今から400余年前。太閤豊臣秀吉の奥州仕置により、米沢城72万石を治めた伊達政宗は、岩出山城58万石に減転封を命じられ、叔父、最上義光と共に領内安堵と平定の為、豊臣家への忠心を誓うのであった。
その10数年後……
後に天下の五大老と呼ばれる上杉景勝に、陸奥国会津120万石への移封の命が下り、上杉家執政 直江兼続が新たに米沢城主として新領地を治める事となる。
上杉の城下町、米沢の始まりである
しかし、新領地への移封は、予てより庄内地方を巡り激しく争っていた出羽山形24万石大名、最上義光との関係を更に悪化させ、両者の衝突を不可避の状態にするものでもあった。
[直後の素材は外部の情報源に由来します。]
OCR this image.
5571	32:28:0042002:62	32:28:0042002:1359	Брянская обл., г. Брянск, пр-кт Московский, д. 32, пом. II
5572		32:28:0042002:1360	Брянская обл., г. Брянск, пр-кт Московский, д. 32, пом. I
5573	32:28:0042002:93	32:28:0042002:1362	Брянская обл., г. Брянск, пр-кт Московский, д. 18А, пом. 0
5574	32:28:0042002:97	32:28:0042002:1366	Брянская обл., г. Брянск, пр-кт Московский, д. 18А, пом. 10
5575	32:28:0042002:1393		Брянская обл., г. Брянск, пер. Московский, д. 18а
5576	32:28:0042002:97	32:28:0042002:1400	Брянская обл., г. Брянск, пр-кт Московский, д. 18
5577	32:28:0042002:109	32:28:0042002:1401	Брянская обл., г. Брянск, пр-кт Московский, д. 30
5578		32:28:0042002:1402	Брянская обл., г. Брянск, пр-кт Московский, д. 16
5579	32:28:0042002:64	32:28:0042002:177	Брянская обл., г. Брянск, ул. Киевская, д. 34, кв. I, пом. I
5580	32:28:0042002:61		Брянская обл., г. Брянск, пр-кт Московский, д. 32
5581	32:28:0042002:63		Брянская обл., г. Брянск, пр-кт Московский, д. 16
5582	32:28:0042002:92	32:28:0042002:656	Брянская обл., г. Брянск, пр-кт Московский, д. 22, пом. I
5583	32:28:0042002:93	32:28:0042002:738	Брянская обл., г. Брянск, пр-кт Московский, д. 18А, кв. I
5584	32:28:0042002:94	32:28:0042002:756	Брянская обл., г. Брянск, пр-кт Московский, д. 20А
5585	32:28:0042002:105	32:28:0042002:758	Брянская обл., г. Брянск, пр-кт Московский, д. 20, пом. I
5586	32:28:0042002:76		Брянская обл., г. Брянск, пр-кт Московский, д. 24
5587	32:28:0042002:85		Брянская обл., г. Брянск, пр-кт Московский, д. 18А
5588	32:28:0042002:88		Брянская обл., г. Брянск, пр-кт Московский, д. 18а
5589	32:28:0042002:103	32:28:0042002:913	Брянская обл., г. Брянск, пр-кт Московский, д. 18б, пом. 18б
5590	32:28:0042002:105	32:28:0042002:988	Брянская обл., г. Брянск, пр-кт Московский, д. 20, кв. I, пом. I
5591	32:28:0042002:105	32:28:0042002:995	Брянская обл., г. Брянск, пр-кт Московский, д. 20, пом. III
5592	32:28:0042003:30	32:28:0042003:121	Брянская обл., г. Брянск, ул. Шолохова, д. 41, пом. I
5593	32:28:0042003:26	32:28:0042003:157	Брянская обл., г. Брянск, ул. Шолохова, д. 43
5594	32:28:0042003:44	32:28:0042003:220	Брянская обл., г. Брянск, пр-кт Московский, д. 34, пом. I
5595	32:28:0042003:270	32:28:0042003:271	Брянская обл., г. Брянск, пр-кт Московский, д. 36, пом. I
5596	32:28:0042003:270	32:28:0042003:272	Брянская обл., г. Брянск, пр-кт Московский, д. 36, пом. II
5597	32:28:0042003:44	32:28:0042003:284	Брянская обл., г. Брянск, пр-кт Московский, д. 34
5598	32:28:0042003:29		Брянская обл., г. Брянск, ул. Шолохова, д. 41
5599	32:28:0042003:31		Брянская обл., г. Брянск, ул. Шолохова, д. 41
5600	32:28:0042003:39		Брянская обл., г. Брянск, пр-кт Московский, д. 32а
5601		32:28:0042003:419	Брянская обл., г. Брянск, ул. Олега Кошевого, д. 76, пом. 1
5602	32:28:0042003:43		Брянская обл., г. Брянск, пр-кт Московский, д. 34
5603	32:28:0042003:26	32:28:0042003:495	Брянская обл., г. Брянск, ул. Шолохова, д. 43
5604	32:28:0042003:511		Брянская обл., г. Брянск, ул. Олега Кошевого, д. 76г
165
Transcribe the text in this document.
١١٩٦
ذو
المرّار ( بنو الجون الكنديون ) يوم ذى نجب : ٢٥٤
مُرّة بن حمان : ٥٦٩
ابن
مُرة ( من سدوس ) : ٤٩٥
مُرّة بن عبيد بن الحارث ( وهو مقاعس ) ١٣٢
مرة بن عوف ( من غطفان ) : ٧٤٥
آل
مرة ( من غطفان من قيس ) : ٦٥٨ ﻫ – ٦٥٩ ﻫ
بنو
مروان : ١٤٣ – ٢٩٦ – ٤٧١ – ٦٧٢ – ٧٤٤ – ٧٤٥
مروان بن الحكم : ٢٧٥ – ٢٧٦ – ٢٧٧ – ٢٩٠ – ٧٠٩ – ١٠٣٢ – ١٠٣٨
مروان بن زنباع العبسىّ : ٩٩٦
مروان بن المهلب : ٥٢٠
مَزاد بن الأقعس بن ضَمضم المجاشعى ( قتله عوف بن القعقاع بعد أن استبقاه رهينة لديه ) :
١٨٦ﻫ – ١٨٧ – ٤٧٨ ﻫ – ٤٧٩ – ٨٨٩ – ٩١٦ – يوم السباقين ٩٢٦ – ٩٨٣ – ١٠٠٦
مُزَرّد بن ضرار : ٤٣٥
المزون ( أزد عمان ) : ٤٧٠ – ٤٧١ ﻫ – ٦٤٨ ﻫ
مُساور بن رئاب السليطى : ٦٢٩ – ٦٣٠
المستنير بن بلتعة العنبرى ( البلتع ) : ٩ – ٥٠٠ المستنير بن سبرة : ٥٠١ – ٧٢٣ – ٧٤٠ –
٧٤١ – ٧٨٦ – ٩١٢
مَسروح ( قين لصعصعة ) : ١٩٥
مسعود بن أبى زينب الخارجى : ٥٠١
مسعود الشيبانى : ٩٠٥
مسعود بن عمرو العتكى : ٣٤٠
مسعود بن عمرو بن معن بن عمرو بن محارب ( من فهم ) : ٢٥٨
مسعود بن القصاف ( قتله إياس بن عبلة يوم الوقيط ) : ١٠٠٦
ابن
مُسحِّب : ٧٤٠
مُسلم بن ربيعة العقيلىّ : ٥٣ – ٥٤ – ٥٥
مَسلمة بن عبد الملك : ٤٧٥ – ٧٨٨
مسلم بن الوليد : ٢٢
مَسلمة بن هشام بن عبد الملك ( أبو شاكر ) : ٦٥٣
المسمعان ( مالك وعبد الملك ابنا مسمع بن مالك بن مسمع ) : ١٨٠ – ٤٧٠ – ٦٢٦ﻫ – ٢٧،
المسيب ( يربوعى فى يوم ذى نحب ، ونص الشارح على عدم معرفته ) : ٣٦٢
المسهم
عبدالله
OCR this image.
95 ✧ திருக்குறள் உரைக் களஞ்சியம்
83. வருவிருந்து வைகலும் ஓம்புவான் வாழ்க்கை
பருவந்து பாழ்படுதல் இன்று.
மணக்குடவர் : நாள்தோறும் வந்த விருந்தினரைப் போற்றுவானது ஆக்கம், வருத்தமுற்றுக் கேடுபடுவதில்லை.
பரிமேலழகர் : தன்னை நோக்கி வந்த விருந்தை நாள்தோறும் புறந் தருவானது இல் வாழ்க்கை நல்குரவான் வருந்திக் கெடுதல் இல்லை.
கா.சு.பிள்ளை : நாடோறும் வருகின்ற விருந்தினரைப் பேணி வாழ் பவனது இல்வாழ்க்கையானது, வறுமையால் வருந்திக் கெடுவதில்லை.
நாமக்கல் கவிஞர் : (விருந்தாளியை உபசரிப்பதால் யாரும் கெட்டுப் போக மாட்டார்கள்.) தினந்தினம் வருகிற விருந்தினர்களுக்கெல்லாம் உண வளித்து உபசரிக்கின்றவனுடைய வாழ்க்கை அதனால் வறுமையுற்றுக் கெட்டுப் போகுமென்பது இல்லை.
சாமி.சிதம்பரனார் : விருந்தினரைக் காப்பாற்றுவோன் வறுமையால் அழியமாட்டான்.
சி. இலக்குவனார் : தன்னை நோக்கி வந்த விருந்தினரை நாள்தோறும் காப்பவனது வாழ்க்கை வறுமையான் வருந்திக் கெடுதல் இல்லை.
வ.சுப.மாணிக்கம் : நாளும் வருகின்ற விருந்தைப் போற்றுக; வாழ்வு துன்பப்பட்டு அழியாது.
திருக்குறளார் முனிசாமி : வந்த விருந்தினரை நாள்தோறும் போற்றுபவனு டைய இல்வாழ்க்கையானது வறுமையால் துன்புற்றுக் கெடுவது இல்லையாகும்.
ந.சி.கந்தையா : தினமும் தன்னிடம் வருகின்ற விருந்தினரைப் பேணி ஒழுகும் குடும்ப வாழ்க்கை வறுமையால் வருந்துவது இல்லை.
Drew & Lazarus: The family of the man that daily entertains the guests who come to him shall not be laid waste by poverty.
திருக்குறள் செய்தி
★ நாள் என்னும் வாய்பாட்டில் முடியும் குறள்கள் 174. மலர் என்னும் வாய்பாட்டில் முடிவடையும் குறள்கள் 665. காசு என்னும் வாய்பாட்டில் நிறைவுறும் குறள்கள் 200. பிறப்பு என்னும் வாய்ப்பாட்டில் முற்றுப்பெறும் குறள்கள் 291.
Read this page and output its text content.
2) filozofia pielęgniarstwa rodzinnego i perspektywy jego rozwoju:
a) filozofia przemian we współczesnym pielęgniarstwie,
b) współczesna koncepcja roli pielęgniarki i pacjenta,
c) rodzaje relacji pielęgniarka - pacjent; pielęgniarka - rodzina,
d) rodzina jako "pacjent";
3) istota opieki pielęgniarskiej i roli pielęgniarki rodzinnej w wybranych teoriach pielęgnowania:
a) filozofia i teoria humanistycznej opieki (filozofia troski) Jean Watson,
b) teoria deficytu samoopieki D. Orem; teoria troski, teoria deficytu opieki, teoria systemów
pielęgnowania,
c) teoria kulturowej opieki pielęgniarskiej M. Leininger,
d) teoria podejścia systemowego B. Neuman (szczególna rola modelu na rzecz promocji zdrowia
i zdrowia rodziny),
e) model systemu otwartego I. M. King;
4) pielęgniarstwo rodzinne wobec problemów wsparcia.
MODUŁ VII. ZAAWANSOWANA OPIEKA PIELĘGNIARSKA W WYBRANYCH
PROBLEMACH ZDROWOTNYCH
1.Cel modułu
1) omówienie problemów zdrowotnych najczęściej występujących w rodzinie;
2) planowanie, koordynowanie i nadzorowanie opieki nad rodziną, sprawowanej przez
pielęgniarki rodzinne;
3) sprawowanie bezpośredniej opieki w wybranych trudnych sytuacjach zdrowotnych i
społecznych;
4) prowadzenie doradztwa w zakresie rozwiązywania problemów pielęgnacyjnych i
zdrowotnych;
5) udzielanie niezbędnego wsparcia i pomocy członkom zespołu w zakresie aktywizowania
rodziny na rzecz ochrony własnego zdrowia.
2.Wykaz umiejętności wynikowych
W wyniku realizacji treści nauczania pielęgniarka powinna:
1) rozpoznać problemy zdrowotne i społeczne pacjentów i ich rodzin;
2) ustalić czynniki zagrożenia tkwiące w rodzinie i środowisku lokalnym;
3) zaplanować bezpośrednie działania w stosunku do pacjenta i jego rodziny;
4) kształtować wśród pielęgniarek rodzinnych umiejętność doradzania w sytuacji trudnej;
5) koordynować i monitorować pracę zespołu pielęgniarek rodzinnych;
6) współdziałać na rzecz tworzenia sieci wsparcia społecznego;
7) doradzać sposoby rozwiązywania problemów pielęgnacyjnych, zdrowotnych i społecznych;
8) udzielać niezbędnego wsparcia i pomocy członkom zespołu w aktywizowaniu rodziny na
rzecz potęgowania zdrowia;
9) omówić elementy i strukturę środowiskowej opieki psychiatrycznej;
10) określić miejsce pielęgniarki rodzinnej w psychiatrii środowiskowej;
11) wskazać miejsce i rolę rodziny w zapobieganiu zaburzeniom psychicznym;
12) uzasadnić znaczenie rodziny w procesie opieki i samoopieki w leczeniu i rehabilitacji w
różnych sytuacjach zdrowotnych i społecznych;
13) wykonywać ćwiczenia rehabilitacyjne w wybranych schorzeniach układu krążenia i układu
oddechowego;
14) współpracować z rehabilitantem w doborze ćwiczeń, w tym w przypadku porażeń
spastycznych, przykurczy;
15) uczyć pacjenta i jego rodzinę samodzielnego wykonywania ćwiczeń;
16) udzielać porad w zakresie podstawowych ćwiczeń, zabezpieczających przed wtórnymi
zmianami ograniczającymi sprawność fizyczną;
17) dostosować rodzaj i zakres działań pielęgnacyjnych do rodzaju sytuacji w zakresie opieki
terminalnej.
三家三様の体でありながらも豊臣家に忠誠を誓う上杉家、最上家、伊達家であったが、これを揺るがす事変が各家に起こる。
愛娘、駒姫を思う 出羽の虎将、最上義光の決意
最上家の三女・駒姫の美貌に目を付け自身の側室にと執拗に迫る豊臣秀次に対し、幼少を理由にこれを固辞する最上義光。せめて成人の後にという約を結び側付となるが、その後、当の秀次が謀反の疑いを掛けられ、一族は側室から使用人に至る全ての者に処刑が命ぜられる。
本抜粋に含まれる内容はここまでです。